With what a look of proud command Thou shakest in thy little hand The coral rattle with its silver bells, Making a merry tune! Thousands of years in Indian seas That coral grew, by slow degrees, Until some deadly and wild monsoon Dashed it on Coromandel's sand! Those silver bells Reposed of yore, As shapeless ore, Far down in the deep-sunken wells Of darksome mines, In some obscure and sunless place, Beneath huge Chimborazo's base, Or Potosi's o'erhanging pines And thus for thee, O little child, Through many a danger and escape, The tall ships passed the stormy cape; For thee in foreign lands remote, Beneath a burning, tropic clime, The Indian peasant, chasing the wild goat, Himself as swift and wild, In falling, clutched the frail arbute, The fibres of whose shallow root, Uplifted from the soil, betrayed The silver veins beneath it laid, The buried treasures of the miser, Time.

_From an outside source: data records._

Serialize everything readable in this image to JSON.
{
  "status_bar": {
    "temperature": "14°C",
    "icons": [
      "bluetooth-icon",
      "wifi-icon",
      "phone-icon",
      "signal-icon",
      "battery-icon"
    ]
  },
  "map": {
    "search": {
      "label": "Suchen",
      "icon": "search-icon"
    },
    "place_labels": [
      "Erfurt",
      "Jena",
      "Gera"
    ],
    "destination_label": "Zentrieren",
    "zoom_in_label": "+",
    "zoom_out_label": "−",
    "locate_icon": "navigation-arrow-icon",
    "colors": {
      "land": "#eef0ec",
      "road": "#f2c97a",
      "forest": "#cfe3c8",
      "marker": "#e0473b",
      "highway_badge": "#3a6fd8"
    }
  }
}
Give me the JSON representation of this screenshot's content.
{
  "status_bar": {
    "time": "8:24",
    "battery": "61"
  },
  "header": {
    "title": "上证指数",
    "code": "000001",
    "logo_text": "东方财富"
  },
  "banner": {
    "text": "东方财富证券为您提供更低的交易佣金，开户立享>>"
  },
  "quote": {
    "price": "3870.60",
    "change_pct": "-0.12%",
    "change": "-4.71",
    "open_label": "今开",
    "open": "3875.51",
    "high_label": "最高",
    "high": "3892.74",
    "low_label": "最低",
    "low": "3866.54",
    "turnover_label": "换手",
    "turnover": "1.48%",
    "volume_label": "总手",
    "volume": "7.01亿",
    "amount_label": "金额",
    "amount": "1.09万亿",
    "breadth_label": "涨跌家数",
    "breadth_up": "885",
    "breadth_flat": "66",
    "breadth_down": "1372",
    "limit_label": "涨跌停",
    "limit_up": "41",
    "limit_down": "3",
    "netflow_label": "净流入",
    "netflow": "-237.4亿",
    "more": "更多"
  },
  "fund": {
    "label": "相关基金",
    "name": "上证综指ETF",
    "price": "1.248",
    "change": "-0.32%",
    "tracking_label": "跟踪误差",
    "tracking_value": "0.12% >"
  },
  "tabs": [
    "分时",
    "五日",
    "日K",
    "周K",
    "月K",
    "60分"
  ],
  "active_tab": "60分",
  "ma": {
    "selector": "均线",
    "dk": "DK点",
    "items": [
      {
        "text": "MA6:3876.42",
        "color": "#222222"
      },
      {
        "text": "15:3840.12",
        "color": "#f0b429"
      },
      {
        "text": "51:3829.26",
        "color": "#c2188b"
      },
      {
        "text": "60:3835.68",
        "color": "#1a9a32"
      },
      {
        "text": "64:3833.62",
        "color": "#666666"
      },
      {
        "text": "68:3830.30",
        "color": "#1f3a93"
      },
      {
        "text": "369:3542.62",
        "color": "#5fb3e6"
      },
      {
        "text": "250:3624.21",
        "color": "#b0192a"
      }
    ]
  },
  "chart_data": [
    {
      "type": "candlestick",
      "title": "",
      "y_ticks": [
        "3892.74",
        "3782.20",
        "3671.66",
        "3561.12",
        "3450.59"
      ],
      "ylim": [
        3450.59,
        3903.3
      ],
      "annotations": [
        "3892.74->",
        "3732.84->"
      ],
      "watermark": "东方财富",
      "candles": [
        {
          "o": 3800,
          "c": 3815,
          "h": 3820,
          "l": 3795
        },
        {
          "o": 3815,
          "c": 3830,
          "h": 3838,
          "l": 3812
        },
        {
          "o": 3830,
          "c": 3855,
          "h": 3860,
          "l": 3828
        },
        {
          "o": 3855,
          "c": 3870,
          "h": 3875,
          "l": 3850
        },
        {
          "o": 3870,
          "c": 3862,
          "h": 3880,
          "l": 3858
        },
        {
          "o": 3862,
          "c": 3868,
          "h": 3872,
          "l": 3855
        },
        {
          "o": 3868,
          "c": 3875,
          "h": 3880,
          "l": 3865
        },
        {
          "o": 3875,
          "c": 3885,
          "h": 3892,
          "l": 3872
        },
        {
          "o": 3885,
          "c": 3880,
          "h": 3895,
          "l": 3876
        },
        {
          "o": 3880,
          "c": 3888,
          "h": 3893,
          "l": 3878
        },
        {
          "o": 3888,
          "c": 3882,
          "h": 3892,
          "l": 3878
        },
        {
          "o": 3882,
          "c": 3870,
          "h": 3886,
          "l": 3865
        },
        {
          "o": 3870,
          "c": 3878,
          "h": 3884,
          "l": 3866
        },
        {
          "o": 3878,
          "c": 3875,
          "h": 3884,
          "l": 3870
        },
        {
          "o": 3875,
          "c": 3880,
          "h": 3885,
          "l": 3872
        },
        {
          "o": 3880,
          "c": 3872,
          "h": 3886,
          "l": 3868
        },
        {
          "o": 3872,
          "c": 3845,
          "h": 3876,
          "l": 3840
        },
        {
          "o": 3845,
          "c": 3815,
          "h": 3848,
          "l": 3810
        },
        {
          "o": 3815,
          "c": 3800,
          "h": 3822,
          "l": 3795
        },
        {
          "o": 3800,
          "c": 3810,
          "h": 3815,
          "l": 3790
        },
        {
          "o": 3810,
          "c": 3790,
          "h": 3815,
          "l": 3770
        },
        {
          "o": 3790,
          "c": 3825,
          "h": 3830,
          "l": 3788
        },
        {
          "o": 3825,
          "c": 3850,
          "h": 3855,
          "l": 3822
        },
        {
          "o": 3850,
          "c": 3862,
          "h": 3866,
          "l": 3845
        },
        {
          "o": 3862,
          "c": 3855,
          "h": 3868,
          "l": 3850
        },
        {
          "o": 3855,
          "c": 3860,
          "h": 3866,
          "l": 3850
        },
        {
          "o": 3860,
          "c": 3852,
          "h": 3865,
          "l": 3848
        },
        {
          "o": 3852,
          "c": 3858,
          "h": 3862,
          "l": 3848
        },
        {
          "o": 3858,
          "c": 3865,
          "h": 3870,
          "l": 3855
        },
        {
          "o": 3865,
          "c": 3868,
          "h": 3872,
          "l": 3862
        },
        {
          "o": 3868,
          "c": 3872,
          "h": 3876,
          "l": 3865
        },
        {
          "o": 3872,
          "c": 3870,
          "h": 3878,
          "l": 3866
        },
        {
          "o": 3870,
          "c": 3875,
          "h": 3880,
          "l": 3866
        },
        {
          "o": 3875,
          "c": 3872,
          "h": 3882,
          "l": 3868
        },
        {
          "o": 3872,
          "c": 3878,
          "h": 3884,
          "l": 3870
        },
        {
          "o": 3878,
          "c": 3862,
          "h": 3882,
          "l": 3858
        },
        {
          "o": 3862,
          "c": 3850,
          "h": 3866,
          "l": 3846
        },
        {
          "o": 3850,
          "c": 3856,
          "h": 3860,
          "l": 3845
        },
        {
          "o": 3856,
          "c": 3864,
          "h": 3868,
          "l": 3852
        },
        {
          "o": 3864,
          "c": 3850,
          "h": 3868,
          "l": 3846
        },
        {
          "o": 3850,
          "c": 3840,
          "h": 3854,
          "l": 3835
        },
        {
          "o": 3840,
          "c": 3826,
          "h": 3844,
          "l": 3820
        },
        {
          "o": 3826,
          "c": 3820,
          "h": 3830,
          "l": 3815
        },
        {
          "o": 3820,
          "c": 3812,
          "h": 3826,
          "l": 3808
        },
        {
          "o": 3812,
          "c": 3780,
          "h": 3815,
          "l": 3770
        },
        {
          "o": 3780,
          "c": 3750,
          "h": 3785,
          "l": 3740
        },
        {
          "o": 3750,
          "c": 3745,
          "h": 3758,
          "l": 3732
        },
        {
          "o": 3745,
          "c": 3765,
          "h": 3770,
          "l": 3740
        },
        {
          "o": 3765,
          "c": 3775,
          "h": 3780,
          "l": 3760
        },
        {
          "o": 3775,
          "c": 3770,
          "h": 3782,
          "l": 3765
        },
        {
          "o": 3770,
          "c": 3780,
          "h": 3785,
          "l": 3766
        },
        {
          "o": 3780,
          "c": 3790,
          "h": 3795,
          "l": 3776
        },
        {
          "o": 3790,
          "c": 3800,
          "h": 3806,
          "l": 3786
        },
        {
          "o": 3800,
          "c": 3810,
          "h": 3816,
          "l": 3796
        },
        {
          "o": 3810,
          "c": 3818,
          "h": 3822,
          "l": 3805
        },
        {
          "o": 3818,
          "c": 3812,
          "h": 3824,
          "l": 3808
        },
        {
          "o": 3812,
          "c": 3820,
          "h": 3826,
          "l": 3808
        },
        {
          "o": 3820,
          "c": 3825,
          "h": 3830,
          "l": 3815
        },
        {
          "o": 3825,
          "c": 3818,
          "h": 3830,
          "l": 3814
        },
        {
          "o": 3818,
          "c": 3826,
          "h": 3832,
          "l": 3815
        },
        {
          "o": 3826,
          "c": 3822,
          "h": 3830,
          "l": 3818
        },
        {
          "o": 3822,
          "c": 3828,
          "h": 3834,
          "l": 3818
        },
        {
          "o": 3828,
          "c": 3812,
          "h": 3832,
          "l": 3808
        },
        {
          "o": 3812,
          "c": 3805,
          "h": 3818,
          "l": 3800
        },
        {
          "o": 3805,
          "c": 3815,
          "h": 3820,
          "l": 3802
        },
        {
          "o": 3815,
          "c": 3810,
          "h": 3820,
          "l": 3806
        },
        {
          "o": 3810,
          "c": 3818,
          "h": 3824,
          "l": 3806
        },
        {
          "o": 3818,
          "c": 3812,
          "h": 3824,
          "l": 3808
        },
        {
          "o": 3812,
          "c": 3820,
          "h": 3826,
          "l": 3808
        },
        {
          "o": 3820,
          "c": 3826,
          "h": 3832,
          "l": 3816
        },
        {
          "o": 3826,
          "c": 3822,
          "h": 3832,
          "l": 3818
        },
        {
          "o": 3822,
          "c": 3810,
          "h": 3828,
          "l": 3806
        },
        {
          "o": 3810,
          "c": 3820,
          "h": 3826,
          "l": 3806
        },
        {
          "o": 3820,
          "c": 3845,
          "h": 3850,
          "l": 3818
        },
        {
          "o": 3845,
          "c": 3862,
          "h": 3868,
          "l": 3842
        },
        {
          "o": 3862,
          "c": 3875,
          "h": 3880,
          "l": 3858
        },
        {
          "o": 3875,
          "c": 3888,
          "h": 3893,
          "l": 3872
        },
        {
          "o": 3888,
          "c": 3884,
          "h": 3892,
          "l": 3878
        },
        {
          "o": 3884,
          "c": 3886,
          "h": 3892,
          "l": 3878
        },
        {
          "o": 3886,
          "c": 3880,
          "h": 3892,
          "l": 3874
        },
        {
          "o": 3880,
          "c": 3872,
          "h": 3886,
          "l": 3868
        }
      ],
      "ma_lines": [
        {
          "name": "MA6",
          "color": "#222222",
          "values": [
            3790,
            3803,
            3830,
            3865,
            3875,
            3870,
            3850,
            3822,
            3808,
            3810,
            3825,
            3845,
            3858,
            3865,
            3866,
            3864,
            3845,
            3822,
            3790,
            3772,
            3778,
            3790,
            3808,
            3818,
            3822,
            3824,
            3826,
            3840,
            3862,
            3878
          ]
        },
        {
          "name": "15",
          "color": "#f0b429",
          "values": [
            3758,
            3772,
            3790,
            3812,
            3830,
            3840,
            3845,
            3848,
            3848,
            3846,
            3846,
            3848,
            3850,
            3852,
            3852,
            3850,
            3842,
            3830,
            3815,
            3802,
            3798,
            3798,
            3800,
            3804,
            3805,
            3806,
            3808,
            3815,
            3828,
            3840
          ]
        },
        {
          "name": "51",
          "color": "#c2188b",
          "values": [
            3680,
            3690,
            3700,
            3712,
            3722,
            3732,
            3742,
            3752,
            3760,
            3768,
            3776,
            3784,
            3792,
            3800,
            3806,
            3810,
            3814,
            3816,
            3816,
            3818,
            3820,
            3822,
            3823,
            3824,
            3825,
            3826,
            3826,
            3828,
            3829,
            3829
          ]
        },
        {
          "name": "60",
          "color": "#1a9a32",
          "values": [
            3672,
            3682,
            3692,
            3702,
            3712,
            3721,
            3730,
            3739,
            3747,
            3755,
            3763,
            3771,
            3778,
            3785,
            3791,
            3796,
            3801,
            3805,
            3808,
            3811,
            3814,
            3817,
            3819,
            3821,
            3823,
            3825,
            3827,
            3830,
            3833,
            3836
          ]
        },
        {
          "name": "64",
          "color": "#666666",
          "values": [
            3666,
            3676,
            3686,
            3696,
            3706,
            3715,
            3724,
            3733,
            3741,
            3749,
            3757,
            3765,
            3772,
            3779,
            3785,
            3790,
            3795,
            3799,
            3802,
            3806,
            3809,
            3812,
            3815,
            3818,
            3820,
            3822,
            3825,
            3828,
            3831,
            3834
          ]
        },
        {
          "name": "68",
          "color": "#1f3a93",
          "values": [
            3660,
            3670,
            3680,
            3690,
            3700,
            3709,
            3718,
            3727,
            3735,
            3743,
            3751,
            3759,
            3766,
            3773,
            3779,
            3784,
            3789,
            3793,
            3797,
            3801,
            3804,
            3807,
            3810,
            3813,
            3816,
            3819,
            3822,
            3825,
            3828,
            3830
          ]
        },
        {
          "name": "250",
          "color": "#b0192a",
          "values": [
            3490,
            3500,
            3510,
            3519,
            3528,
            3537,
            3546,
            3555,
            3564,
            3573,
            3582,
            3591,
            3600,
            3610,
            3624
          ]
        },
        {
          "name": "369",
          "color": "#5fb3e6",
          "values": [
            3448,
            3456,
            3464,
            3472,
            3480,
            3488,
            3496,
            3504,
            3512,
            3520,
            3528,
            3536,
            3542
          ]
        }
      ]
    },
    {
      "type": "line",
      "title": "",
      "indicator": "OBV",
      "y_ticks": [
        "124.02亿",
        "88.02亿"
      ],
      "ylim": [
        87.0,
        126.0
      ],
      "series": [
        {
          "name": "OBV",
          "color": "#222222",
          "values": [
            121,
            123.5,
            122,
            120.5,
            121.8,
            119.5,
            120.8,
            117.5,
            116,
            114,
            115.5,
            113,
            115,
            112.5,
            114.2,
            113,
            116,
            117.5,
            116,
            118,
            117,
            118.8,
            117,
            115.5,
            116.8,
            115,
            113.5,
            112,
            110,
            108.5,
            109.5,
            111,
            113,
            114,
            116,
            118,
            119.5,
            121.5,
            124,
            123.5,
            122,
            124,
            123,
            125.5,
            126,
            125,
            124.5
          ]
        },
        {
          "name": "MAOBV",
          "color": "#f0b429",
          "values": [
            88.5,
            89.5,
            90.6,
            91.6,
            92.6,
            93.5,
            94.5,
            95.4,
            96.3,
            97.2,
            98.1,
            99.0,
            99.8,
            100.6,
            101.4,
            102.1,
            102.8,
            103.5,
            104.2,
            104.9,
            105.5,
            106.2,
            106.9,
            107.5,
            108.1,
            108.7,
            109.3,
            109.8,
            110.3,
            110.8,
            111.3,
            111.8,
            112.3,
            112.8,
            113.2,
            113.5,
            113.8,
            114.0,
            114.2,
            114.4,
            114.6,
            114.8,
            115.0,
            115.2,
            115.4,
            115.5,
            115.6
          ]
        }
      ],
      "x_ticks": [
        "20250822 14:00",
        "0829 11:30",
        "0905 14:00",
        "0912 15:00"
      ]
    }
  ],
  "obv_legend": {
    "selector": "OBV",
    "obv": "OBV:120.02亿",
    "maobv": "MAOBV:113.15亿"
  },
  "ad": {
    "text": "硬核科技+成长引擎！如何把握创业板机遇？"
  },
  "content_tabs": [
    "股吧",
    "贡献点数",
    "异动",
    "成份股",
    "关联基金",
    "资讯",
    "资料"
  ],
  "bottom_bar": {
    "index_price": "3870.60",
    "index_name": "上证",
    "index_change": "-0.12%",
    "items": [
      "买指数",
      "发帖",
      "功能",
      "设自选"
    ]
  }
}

But, lo! thy door is left ajar! Thou hearest footsteps from afar! And, at the sound, Thou turnest round With quick and questioning eyes, Like one, who, in a foreign land, Beholds on every hand Some source of wonder and surprise! And, restlessly, impatiently, Thou strivest, strugglest, to be free, The four walls of thy nursery Are now like prison walls to thee. No more thy mother's smiles, No more the painted tiles, Delight thee, nor the playthings on the floor, That won thy little, beating heart before; Thou strugglest for the open door.

Through these once solitary halls Thy pattering footstep falls. The sound of thy merry voice Makes the old walls Jubilant, and they rejoice With the joy of thy young heart, O'er the light of whose gladness No shadows of sadness From the sombre background of memory start.